Why the sudden drop-off in JET ALTs? The answer is simple—money (Crandall 2006). Maintaining one JET ALT costs about \6 million per year but, by outsourcing, the boards of education (BOE) can cut costs. Or can they?
In my research, I’ve found that the average ALT employed by a dispatch company works 29.5 hours per week and is paid \200,000-\245,000 a month. With JETs making \300,000, that’s about a 20-30% cut in salary. But how much is the BOE paying the middleman? It’s quite simple to find the answer. The Freedom of Information (FOI) window (Joho Kokai Madoguchi, 情報公開窓口) in any city/town office will furnish you with the contract between the BOE and the dispatch company, if you fill in a simple form. It usually takes ten minutes and costs about \10 per page.
Thirty contracts released from BOEs in Fukuoka Prefecture reveal some interesting findings. Firstly, the amount the BOEs are paying is surprising. On the upper end, one town pays \500,000 per month to the dispatch company, while the ALT gets \245,000, but no health, pension, or employment insurance (see Appendix 1). Fukuoka City paid dispatch companies an average of \345,000 per ALT in 2007, but generously increased this to \364,000 the following year (see Appendixes 2 and 3). Alas, the ALTs got no pay rise. On average the ALT got about 60% of what the BOE was paying—with the company taking 40%.
Other behind-the-scenes moves are revealed in the FOI documents. For example, one public school in Kitakyushu City refused their allocated ALT because he was a man. They demanded a woman, and were willing to go without any ALT until a woman could be employed (see Appendix 4).

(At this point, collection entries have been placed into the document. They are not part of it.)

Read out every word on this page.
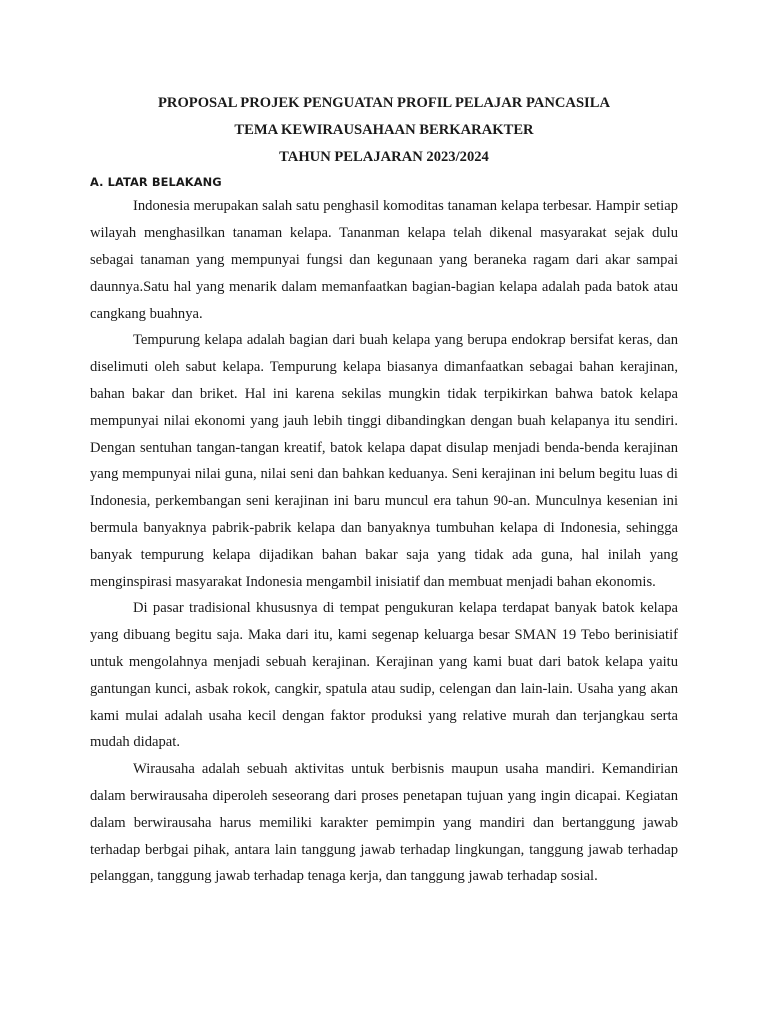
PROPOSAL PROJEK PENGUATAN PROFIL PELAJAR PANCASILA
TEMA KEWIRAUSAHAAN BERKARAKTER
TAHUN PELAJARAN 2023/2024
A. LATAR BELAKANG

Indonesia merupakan salah satu penghasil komoditas tanaman kelapa terbesar. Hampir setiap wilayah menghasilkan tanaman kelapa. Tananman kelapa telah dikenal masyarakat sejak dulu sebagai tanaman yang mempunyai fungsi dan kegunaan yang beraneka ragam dari akar sampai daunnya.Satu hal yang menarik dalam memanfaatkan bagian-bagian kelapa adalah pada batok atau cangkang buahnya.

Tempurung kelapa adalah bagian dari buah kelapa yang berupa endokrap bersifat keras, dan diselimuti oleh sabut kelapa. Tempurung kelapa biasanya dimanfaatkan sebagai bahan kerajinan, bahan bakar dan briket. Hal ini karena sekilas mungkin tidak terpikirkan bahwa batok kelapa mempunyai nilai ekonomi yang jauh lebih tinggi dibandingkan dengan buah kelapanya itu sendiri. Dengan sentuhan tangan-tangan kreatif, batok kelapa dapat disulap menjadi benda-benda kerajinan yang mempunyai nilai guna, nilai seni dan bahkan keduanya. Seni kerajinan ini belum begitu luas di Indonesia, perkembangan seni kerajinan ini baru muncul era tahun 90-an. Munculnya kesenian ini bermula banyaknya pabrik-pabrik kelapa dan banyaknya tumbuhan kelapa di Indonesia, sehingga banyak tempurung kelapa dijadikan bahan bakar saja yang tidak ada guna, hal inilah yang menginspirasi masyarakat Indonesia mengambil inisiatif dan membuat menjadi bahan ekonomis.

Di pasar tradisional khususnya di tempat pengukuran kelapa terdapat banyak batok kelapa yang dibuang begitu saja. Maka dari itu, kami segenap keluarga besar SMAN 19 Tebo berinisiatif untuk mengolahnya menjadi sebuah kerajinan. Kerajinan yang kami buat dari batok kelapa yaitu gantungan kunci, asbak rokok, cangkir, spatula atau sudip, celengan dan lain-lain. Usaha yang akan kami mulai adalah usaha kecil dengan faktor produksi yang relative murah dan terjangkau serta mudah didapat.

Wirausaha adalah sebuah aktivitas untuk berbisnis maupun usaha mandiri. Kemandirian dalam berwirausaha diperoleh seseorang dari proses penetapan tujuan yang ingin dicapai. Kegiatan dalam berwirausaha harus memiliki karakter pemimpin yang mandiri dan bertanggung jawab terhadap berbgai pihak, antara lain tanggung jawab terhadap lingkungan, tanggung jawab terhadap pelanggan, tanggung jawab terhadap tenaga kerja, dan tanggung jawab terhadap sosial.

Another worrying trend is that the tender bidding process drives offers from the bidding companies lower and lower. In 2008, Kanda Machi’s contractor changed, with a \126,000 per annum discount on the previous year (see Appendixes 5 and 6). Eventually, this discount will come out of the ALT’s salary. Worse, many teachers lose their jobs when the company loses the contract.
Looking more deeply into the contracts, there are discrepancies between what the dispatch company promises the BOE, and what the company gives the ALT in terms of work hours, duties, insurance, etc. For example, the BOE says the ALT’s duties include club activities, where the dispatch company says they are “voluntary” (see Appendix 7).

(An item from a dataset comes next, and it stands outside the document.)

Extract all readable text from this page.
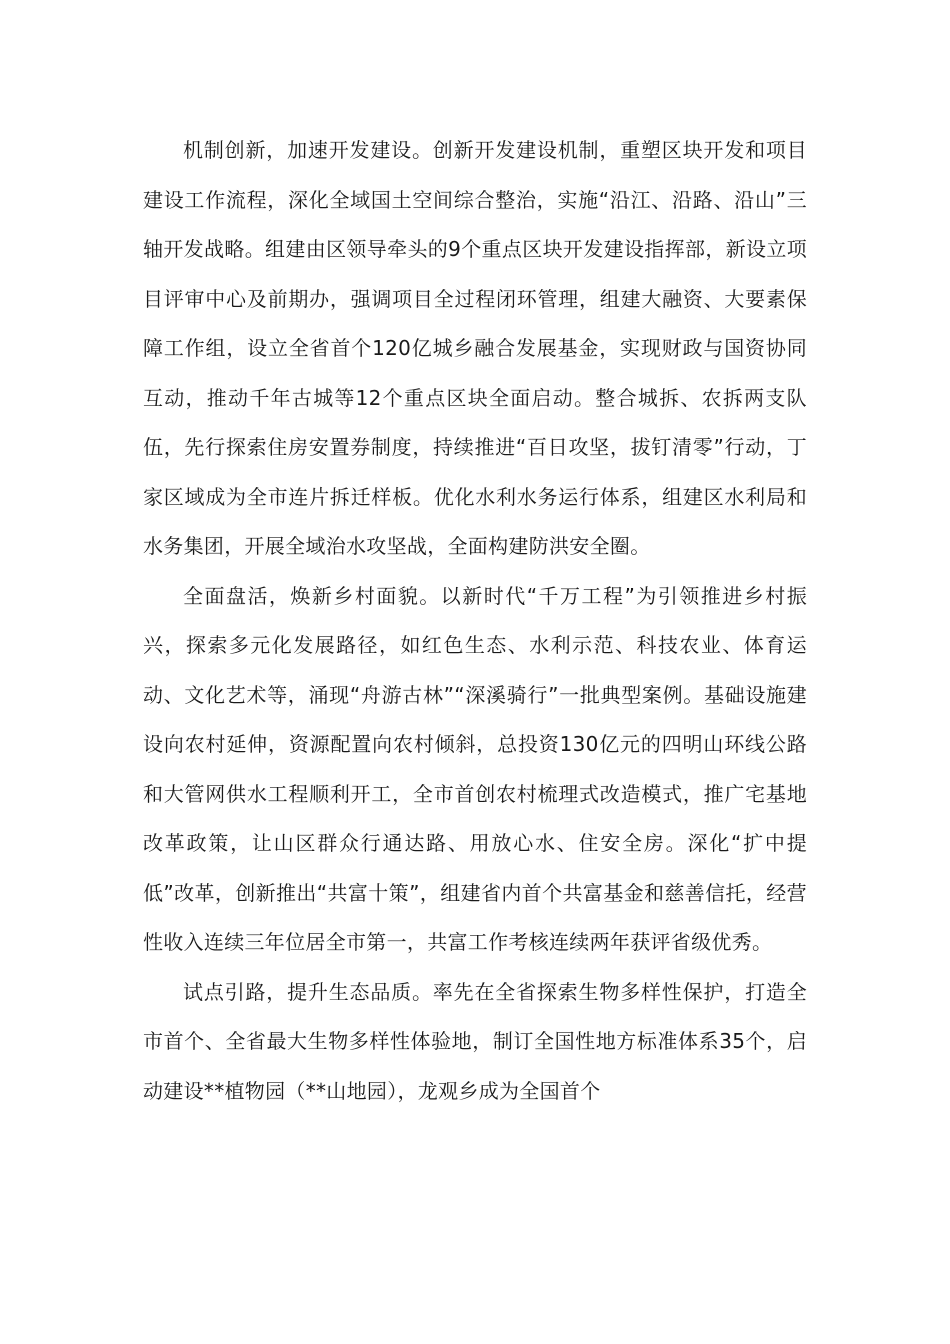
机制创新，加速开发建设。创新开发建设机制，重塑区块开发和项目建设工作流程，深化全域国土空间综合整治，实施“沿江、沿路、沿山”三轴开发战略。组建由区领导牵头的9个重点区块开发建设指挥部，新设立项目评审中心及前期办，强调项目全过程闭环管理，组建大融资、大要素保障工作组，设立全省首个120亿城乡融合发展基金，实现财政与国资协同互动，推动千年古城等12个重点区块全面启动。整合城拆、农拆两支队伍，先行探索住房安置券制度，持续推进“百日攻坚，拔钉清零”行动，丁家区域成为全市连片拆迁样板。优化水利水务运行体系，组建区水利局和水务集团，开展全域治水攻坚战，全面构建防洪安全圈。

全面盘活，焕新乡村面貌。以新时代“千万工程”为引领推进乡村振兴，探索多元化发展路径，如红色生态、水利示范、科技农业、体育运动、文化艺术等，涌现“舟游古林”“深溪骑行”一批典型案例。基础设施建设向农村延伸，资源配置向农村倾斜，总投资130亿元的四明山环线公路和大管网供水工程顺利开工，全市首创农村梳理式改造模式，推广宅基地改革政策，让山区群众行通达路、用放心水、住安全房。深化“扩中提低”改革，创新推出“共富十策”，组建省内首个共富基金和慈善信托，经营性收入连续三年位居全市第一，共富工作考核连续两年获评省级优秀。

试点引路，提升生态品质。率先在全省探索生物多样性保护，打造全市首个、全省最大生物多样性体验地，制订全国性地方标准体系35个，启动建设**植物园（**山地园），龙观乡成为全国首个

Under these poor work conditions, any decent teacher soon leaves, forcing the dispatch company to find a replacement. This system is definitely not conducive to providing quality education. ALTs are the only teaching staff subjected to a tendering process—just like the desks and chairs that are procured by the BOE. Perhaps it’s time to start treating them like educators and not like the furniture.
CLAIR. (2009). History of the JET Program. Retrieved March 3, 2009, from <jetprogramme.org/e/introduction/history.html>.
Crandall, E. (2006). Learning English to improve Japanese. Saga Shimbun. Retrieved March 3, 2009, from <www.saga-s.co.jp/view.php?pageId=1093&mode=0&classId=&blockId=132436&new....
NHK Report on problems with ALT dispatch companies. (2007). Retrieved March 3, 2009 from <www.letsjapan.org/nhk-report-on-problems-with-alt-dispatch-companies.html>.